Pour sa deuxième venue à la Comédie- Française, après Mémoire de fille d’Annie Ernaux en juin 2023, Silvia Costa choisit « la pièce écossaise », comme il est d’usage de la nommer par superstition ; d’aucuns allant même jusqu’à appeler le couple assassin « M. » et « Lady M. ».
Entrée au Répertoire en 1985, dans une mise en scène de Jean-Pierre Vincent pour la Cour d’honneur au Festival d’Avignon, cette tragédie de la nuit continue de fasciner tant par la densité de son action, éminemment sanguinaire, que par la place donnée au surnaturel.

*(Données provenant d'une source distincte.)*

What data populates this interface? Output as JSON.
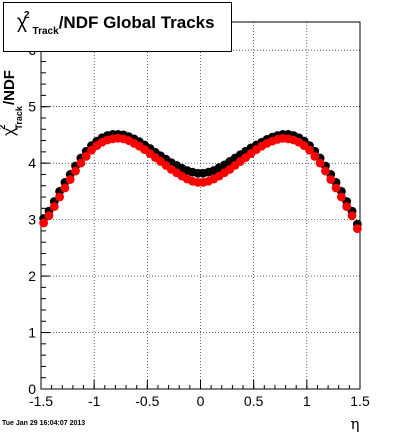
{
  "title": {
    "symbol": "χ",
    "superscript": "2",
    "subscript": "Track",
    "text": "/NDF  Global Tracks"
  },
  "timestamp": "Tue Jan 29 16:04:07 2013",
  "chart_data": {
    "type": "scatter",
    "title": "χ²_Track/NDF  Global Tracks",
    "xlabel": "η",
    "ylabel": "χ²_Track/NDF",
    "xlim": [
      -1.5,
      1.5
    ],
    "ylim": [
      0,
      6.5
    ],
    "xticks": [
      "-1.5",
      "-1",
      "-0.5",
      "0",
      "0.5",
      "1",
      "1.5"
    ],
    "yticks": [
      "0",
      "1",
      "2",
      "3",
      "4",
      "5",
      "6"
    ],
    "grid": true,
    "colors": {
      "series1": "#000000",
      "series2": "#ff0000"
    },
    "x": [
      -1.475,
      -1.425,
      -1.375,
      -1.325,
      -1.275,
      -1.225,
      -1.175,
      -1.125,
      -1.075,
      -1.025,
      -0.975,
      -0.925,
      -0.875,
      -0.825,
      -0.775,
      -0.725,
      -0.675,
      -0.625,
      -0.575,
      -0.525,
      -0.475,
      -0.425,
      -0.375,
      -0.325,
      -0.275,
      -0.225,
      -0.175,
      -0.125,
      -0.075,
      -0.025,
      0.025,
      0.075,
      0.125,
      0.175,
      0.225,
      0.275,
      0.325,
      0.375,
      0.425,
      0.475,
      0.525,
      0.575,
      0.625,
      0.675,
      0.725,
      0.775,
      0.825,
      0.875,
      0.925,
      0.975,
      1.025,
      1.075,
      1.125,
      1.175,
      1.225,
      1.275,
      1.325,
      1.375,
      1.425,
      1.475
    ],
    "series": [
      {
        "values": [
          3.02,
          3.15,
          3.32,
          3.5,
          3.66,
          3.8,
          3.95,
          4.09,
          4.21,
          4.31,
          4.39,
          4.45,
          4.49,
          4.51,
          4.51,
          4.5,
          4.47,
          4.43,
          4.38,
          4.32,
          4.26,
          4.19,
          4.13,
          4.07,
          4.01,
          3.96,
          3.91,
          3.87,
          3.84,
          3.82,
          3.82,
          3.84,
          3.87,
          3.92,
          3.97,
          4.03,
          4.09,
          4.15,
          4.21,
          4.27,
          4.32,
          4.37,
          4.42,
          4.46,
          4.49,
          4.51,
          4.51,
          4.49,
          4.45,
          4.39,
          4.31,
          4.21,
          4.09,
          3.95,
          3.8,
          3.66,
          3.5,
          3.32,
          3.15,
          2.92
        ]
      },
      {
        "values": [
          2.94,
          3.07,
          3.23,
          3.4,
          3.56,
          3.71,
          3.86,
          4.0,
          4.12,
          4.23,
          4.31,
          4.37,
          4.41,
          4.43,
          4.44,
          4.43,
          4.4,
          4.35,
          4.3,
          4.24,
          4.17,
          4.1,
          4.03,
          3.96,
          3.89,
          3.83,
          3.77,
          3.72,
          3.68,
          3.66,
          3.66,
          3.68,
          3.72,
          3.77,
          3.83,
          3.89,
          3.96,
          4.03,
          4.1,
          4.17,
          4.24,
          4.3,
          4.35,
          4.39,
          4.42,
          4.44,
          4.43,
          4.41,
          4.37,
          4.31,
          4.23,
          4.12,
          4.0,
          3.86,
          3.71,
          3.56,
          3.4,
          3.23,
          3.07,
          2.84
        ]
      }
    ]
  }
}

La metteuse en scène italienne, dont les créations sont très présentes ces dernières années sur les scènes de théâtre et d’opéra, s’intéresse au destin du général Macbeth à qui trois sorcières ont prédit qu’il accèderait au trône. Dès lors, obsédé par la prophétie, il commet le régicide avec l’aide de son épouse. Au meurtre de Duncan, roi droit et généreux, succède celui de son ami Banquo, témoin gênant. Le couple ploie sous la culpabilité et sombre dans la folie, comme si le roi usurpateur et Lady Macbeth – obnubilée par ses mains qu’elle voit tachées de sang – représentaient une même figure de la complexité humaine.

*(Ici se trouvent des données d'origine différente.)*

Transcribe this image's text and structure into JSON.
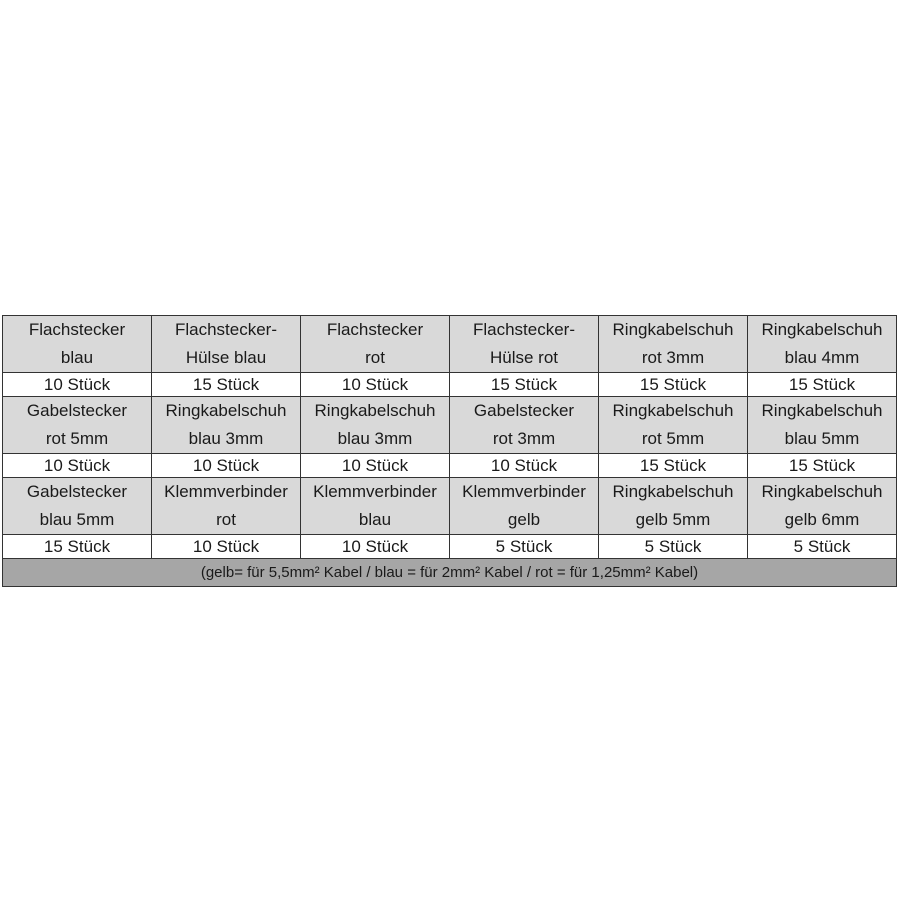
{
  "rows": [
    {
      "names": [
        [
          "Flachstecker",
          "blau"
        ],
        [
          "Flachstecker-",
          "Hülse blau"
        ],
        [
          "Flachstecker",
          "rot"
        ],
        [
          "Flachstecker-",
          "Hülse rot"
        ],
        [
          "Ringkabelschuh",
          "rot 3mm"
        ],
        [
          "Ringkabelschuh",
          "blau 4mm"
        ]
      ],
      "counts": [
        "10 Stück",
        "15 Stück",
        "10 Stück",
        "15 Stück",
        "15 Stück",
        "15 Stück"
      ]
    },
    {
      "names": [
        [
          "Gabelstecker",
          "rot 5mm"
        ],
        [
          "Ringkabelschuh",
          "blau 3mm"
        ],
        [
          "Ringkabelschuh",
          "blau 3mm"
        ],
        [
          "Gabelstecker",
          "rot 3mm"
        ],
        [
          "Ringkabelschuh",
          "rot 5mm"
        ],
        [
          "Ringkabelschuh",
          "blau 5mm"
        ]
      ],
      "counts": [
        "10 Stück",
        "10 Stück",
        "10 Stück",
        "10 Stück",
        "15 Stück",
        "15 Stück"
      ]
    },
    {
      "names": [
        [
          "Gabelstecker",
          "blau 5mm"
        ],
        [
          "Klemmverbinder",
          "rot"
        ],
        [
          "Klemmverbinder",
          "blau"
        ],
        [
          "Klemmverbinder",
          "gelb"
        ],
        [
          "Ringkabelschuh",
          "gelb 5mm"
        ],
        [
          "Ringkabelschuh",
          "gelb 6mm"
        ]
      ],
      "counts": [
        "15 Stück",
        "10 Stück",
        "10 Stück",
        "5 Stück",
        "5 Stück",
        "5 Stück"
      ]
    }
  ],
  "footer": "(gelb= für 5,5mm² Kabel  /  blau = für 2mm² Kabel  /  rot = für 1,25mm² Kabel)",
  "colors": {
    "name_bg": "#d9d9d9",
    "count_bg": "#ffffff",
    "footer_bg": "#a6a6a6",
    "border": "#333333"
  }
}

Depuis l’annonce des trois sœurs fatales à la scène inaugurale (« L’immonde est beau, le beau immonde / Planons dans le brouillard et dans les miasmes du monde »), l’entièreté de la pièce est soumise à une confusion des valeurs qui fait s’étendre l’intime aux mondes moral et politique : entre le bien et le mal, mais aussi entre raison et folie, réel et apparence, soif de pouvoir et transgression, vie et mort, masculin et féminin... Silvia Costa imagine un espace métaphorique, comme une entrée dans le labyrinthe de la conscience du roi. Macbeth, pour qui « la vie n’est qu’un fantôme errant », se découvrira lui-même tandis qu’il fera l’apprentissage de ses pulsions les plus obscures.